В тот вечер Лариса долго не могла уснуть на неудобном диване. Олег тихо похрапывал рядом, а из спальни, где устроилась свекровь, доносились звуки телевизора.
К концу недели обстановка накалилась до предела. Лариса почти не разговаривала ни с мужем, ни со свекровью. Дети ходили притихшие, стараясь реже попадаться бабушке на глаза. Олег задерживался на работе всё дольше, возвращаясь, когда все уже спали.
В пятницу Лариса, придя с работы раньше обычного, застала свекровь за разговором по телефону.
— Да, Светочка, всё идёт по плану, — говорила Нина Петровна, не замечая, что Лариса уже в квартире. — Они, конечно, не рады, особенно эта твоя невестка, но Олег держится молодцом, на моей стороне. Правильно я сделала, что продала этот старый дом. Квартиру от города можно будет сдавать, а жить здесь. И внуки рядом, и Олежек под присмотром.
Лариса замерла, не веря своим ушам. Так значит, переезд был спланирован? И Олег знал?
Вечером, когда свекровь ушла навестить подругу, Лариса положила перед вернувшимся мужем бумаги, которые нашла в сумочке Нины Петровны.
— Что это? — спросил он, не притрагиваясь к документам.

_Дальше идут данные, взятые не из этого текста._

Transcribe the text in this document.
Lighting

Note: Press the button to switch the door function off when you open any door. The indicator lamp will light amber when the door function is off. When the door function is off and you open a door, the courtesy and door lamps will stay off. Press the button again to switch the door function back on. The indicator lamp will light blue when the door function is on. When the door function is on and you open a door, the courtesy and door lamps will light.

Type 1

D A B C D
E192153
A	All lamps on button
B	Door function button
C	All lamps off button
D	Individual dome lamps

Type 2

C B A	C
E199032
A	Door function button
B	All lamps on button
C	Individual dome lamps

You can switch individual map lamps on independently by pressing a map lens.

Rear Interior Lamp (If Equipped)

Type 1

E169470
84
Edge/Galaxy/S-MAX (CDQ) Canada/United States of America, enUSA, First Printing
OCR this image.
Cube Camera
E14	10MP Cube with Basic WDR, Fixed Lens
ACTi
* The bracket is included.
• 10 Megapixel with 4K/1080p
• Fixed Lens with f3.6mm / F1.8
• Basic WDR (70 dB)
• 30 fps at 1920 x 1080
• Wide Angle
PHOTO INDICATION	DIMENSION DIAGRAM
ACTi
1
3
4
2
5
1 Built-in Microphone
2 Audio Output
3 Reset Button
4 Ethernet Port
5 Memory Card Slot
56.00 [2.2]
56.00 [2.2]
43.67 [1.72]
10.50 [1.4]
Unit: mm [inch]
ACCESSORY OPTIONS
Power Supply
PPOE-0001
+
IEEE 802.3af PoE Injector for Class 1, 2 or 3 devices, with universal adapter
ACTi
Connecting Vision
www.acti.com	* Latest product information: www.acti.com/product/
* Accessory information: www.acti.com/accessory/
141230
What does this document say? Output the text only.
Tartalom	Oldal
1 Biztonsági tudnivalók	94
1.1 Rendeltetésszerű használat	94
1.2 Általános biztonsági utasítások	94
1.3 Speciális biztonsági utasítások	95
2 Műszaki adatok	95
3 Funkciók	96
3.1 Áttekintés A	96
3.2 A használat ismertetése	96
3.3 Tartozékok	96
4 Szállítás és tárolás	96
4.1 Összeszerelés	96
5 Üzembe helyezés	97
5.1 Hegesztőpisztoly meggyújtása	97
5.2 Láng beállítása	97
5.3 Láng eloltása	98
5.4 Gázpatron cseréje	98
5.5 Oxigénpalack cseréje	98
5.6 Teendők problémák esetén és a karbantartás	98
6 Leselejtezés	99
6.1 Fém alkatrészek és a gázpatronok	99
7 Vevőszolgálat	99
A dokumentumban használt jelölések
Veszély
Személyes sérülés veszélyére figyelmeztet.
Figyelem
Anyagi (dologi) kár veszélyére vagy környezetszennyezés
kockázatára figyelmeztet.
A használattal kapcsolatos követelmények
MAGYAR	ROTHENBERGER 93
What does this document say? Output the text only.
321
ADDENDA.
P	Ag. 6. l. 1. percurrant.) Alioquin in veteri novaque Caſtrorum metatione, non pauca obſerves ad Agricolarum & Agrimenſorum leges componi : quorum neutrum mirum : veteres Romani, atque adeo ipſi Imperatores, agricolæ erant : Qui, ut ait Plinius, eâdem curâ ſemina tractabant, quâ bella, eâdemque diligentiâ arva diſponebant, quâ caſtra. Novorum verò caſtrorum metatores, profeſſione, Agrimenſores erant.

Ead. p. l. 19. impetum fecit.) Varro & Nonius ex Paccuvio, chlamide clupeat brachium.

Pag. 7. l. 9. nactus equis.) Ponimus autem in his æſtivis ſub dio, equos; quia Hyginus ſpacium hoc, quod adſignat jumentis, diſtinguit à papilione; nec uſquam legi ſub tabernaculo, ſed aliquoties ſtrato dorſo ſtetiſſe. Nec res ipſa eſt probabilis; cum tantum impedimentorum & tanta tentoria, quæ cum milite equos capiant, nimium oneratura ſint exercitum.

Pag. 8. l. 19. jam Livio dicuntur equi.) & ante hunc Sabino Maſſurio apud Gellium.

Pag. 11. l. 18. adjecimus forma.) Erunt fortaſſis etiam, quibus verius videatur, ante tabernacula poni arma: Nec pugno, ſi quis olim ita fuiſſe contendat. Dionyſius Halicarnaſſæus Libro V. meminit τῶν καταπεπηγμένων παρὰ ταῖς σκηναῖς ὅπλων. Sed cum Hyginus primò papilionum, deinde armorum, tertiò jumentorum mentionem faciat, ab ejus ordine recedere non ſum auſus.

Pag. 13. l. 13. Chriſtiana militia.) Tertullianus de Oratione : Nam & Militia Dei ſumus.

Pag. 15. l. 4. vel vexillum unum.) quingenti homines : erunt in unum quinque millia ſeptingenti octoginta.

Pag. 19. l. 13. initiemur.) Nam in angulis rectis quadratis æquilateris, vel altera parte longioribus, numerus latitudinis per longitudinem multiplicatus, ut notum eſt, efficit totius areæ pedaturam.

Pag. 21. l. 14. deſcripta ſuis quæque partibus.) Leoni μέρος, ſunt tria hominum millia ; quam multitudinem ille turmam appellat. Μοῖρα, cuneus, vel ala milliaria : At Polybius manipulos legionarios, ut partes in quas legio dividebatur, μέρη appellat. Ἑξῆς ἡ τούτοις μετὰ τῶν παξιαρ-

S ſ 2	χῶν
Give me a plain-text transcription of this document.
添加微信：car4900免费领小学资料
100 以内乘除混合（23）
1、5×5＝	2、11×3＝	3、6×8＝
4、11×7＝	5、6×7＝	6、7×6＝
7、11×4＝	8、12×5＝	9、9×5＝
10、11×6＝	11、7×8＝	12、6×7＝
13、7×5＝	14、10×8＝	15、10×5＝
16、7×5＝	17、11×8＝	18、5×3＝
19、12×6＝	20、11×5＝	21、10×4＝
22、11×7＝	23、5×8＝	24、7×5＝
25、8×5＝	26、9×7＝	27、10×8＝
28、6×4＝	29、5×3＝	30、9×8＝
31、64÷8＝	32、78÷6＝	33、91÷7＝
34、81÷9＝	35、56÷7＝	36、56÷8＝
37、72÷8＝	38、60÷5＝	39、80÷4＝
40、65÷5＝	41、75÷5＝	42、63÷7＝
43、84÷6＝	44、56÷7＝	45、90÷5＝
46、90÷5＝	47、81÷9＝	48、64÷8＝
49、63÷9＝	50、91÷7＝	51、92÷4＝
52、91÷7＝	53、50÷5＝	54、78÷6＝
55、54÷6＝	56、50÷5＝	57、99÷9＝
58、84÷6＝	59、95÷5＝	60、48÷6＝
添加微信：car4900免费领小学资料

— Договор о продаже её дома, — тихо ответила Лариса. — И договор аренды на квартиру, которую ей дали. Она её сдала три дня назад какой-то семье. На год.
Олег тяжело опустился на стул.
— Ты знал? — спросила Лариса, чувствуя, как горло перехватывает от обиды.
— Я подозревал, — наконец ответил он. — Но не был уверен.
— И ничего мне не сказал, — это был не вопрос.
— Лар, это моя мать, — Олег говорил негромко. — Ей семьдесят два. Она боится остаться одна. Боится, что заболеет, и никого не будет рядом.
— И поэтому решила переехать к нам насовсем? Без спроса? В нашу тесную квартиру, где детям и так места не хватает?
— Я не знал, что она решила остаться насовсем, — Олег провел рукой по лицу. — Думал, пока не устроится в новой квартире.
— Она её сдала, Олег, — в голосе Ларисы звенела сталь. — На год. Год! Без разговора с нами. Без нашего согласия.
За окном смеркалось. Где-то далеко гремела первая весенняя гроза.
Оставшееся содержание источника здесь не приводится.